I searched, But I just find “How to create capped collection”.
This just deletes old documents when the collection reaches maximum number of documents.
All I need is these.
When the number of documents in a collection reaches the number I set,
As I understand it, you wanted to do something like a capped collection. But instead of deleting the old documents, you want to move them somewhere else. Is this correct?
If this is not correct, could you provide some examples of what you have in mind?
I was just saying that, I need to know how to back-up some part of my document when the no of document in my collection reaches certain limit. (No of document. Not the size )
So, basically I am trying to back-up some no of documents when i have no of documents more than i need in order not to have huge file size. ( and delete the documents that were backed-up in the original collection of course )

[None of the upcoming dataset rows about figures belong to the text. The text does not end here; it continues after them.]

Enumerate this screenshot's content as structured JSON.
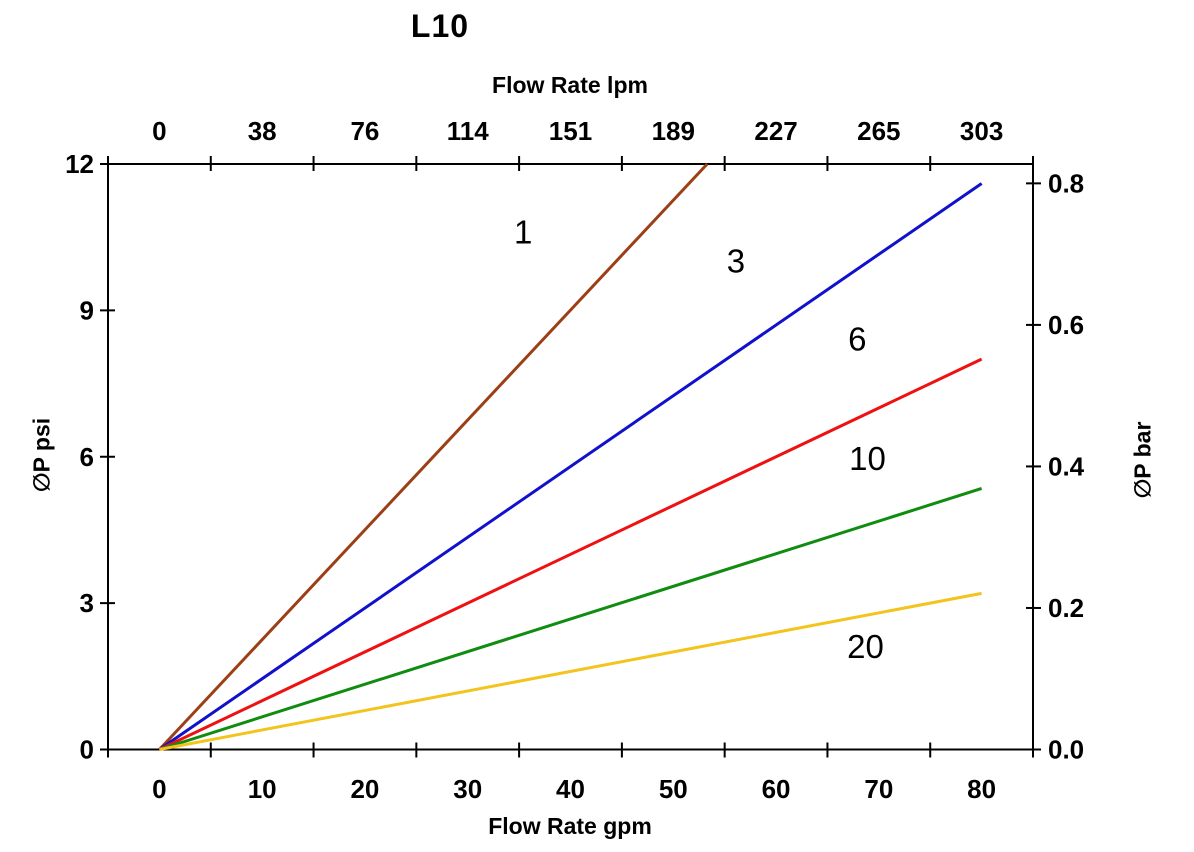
{
  "chart_data": {
    "type": "line",
    "title": "L10",
    "axes": {
      "top": {
        "label": "Flow Rate lpm",
        "tick_labels": [
          "0",
          "38",
          "76",
          "114",
          "151",
          "189",
          "227",
          "265",
          "303"
        ],
        "tick_label_positions_gpm": [
          0,
          10,
          20,
          30,
          40,
          50,
          60,
          70,
          80
        ]
      },
      "bottom": {
        "label": "Flow Rate gpm",
        "tick_labels": [
          "0",
          "10",
          "20",
          "30",
          "40",
          "50",
          "60",
          "70",
          "80"
        ],
        "tick_label_positions_gpm": [
          0,
          10,
          20,
          30,
          40,
          50,
          60,
          70,
          80
        ],
        "tick_mark_positions_gpm": [
          -5,
          5,
          15,
          25,
          35,
          45,
          55,
          65,
          75,
          85
        ]
      },
      "left": {
        "label": "∅P psi",
        "tick_labels": [
          "0",
          "3",
          "6",
          "9",
          "12"
        ],
        "tick_values_psi": [
          0,
          3,
          6,
          9,
          12
        ],
        "range_psi": [
          0,
          12
        ]
      },
      "right": {
        "label": "∅P bar",
        "tick_labels": [
          "0.0",
          "0.2",
          "0.4",
          "0.6",
          "0.8"
        ],
        "tick_values_bar": [
          0.0,
          0.2,
          0.4,
          0.6,
          0.8
        ]
      }
    },
    "x_range_gpm": [
      -5,
      85
    ],
    "psi_per_bar": 14.5038,
    "grid": "off",
    "legend": "inline-labels",
    "series": [
      {
        "label": "1",
        "color": "#9C3F16",
        "points_gpm_psi": [
          [
            0,
            0
          ],
          [
            53.3,
            12.0
          ]
        ],
        "label_pos_gpm_psi": [
          35.4,
          10.6
        ]
      },
      {
        "label": "3",
        "color": "#1111CC",
        "points_gpm_psi": [
          [
            0,
            0
          ],
          [
            80.0,
            11.6
          ]
        ],
        "label_pos_gpm_psi": [
          56.1,
          10.0
        ]
      },
      {
        "label": "6",
        "color": "#EE1111",
        "points_gpm_psi": [
          [
            0,
            0
          ],
          [
            80.0,
            8.0
          ]
        ],
        "label_pos_gpm_psi": [
          67.9,
          8.4
        ]
      },
      {
        "label": "10",
        "color": "#108C10",
        "points_gpm_psi": [
          [
            0,
            0
          ],
          [
            80.0,
            5.35
          ]
        ],
        "label_pos_gpm_psi": [
          68.9,
          5.95
        ]
      },
      {
        "label": "20",
        "color": "#F2C41D",
        "points_gpm_psi": [
          [
            0,
            0
          ],
          [
            80.0,
            3.2
          ]
        ],
        "label_pos_gpm_psi": [
          68.7,
          2.1
        ]
      }
    ]
  }
}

This will let your application watch the collection, that is the number of documents in the collection, and when the number increases a previously set limit, a process is started to backup (or write to another collection) a selected number of documents (based upon some criteria you have).

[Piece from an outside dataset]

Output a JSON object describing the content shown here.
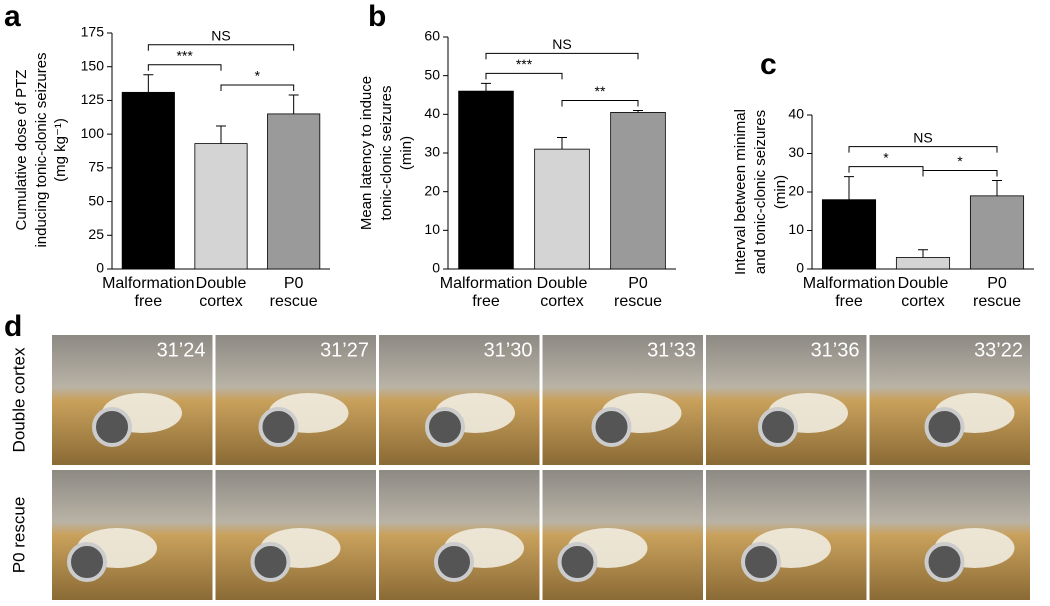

For self-managed deployments, using change streams (as suggested by @Prasad_Saya) is certainly one approach. However, do consider the potential impact of triggering a count every document is inserted or updated.
A more efficient approach would be to write your own scheduled task that runs periodically and exports documents according to your expiry rules before removing them. You can schedule the task (using O/S scheduling tools like cron) to run during off-peak hours on a suitable frequency (twice daily, daily, every 3 days, weekly, …) to minimise impact on a production deployment.
If you happen to be using MongoDB Atlas (or might consider doing so), we recently added a new Atlas Online Archive beta feature which archives data greater than an expiry date (based on rules you configure) into more cost-effective S3 storage. With Online Archive and Atlas Data Lake you can continue to query both live and archived data.
Yes, the countDocuments query can take time, for each insert.
The document counting can be tracked within the application, for example, a variable can be used (and the variable value can be persisted, once in every n number of documents) . Also, application servers have mechanisms to persist state (variable value) in the event of application failures.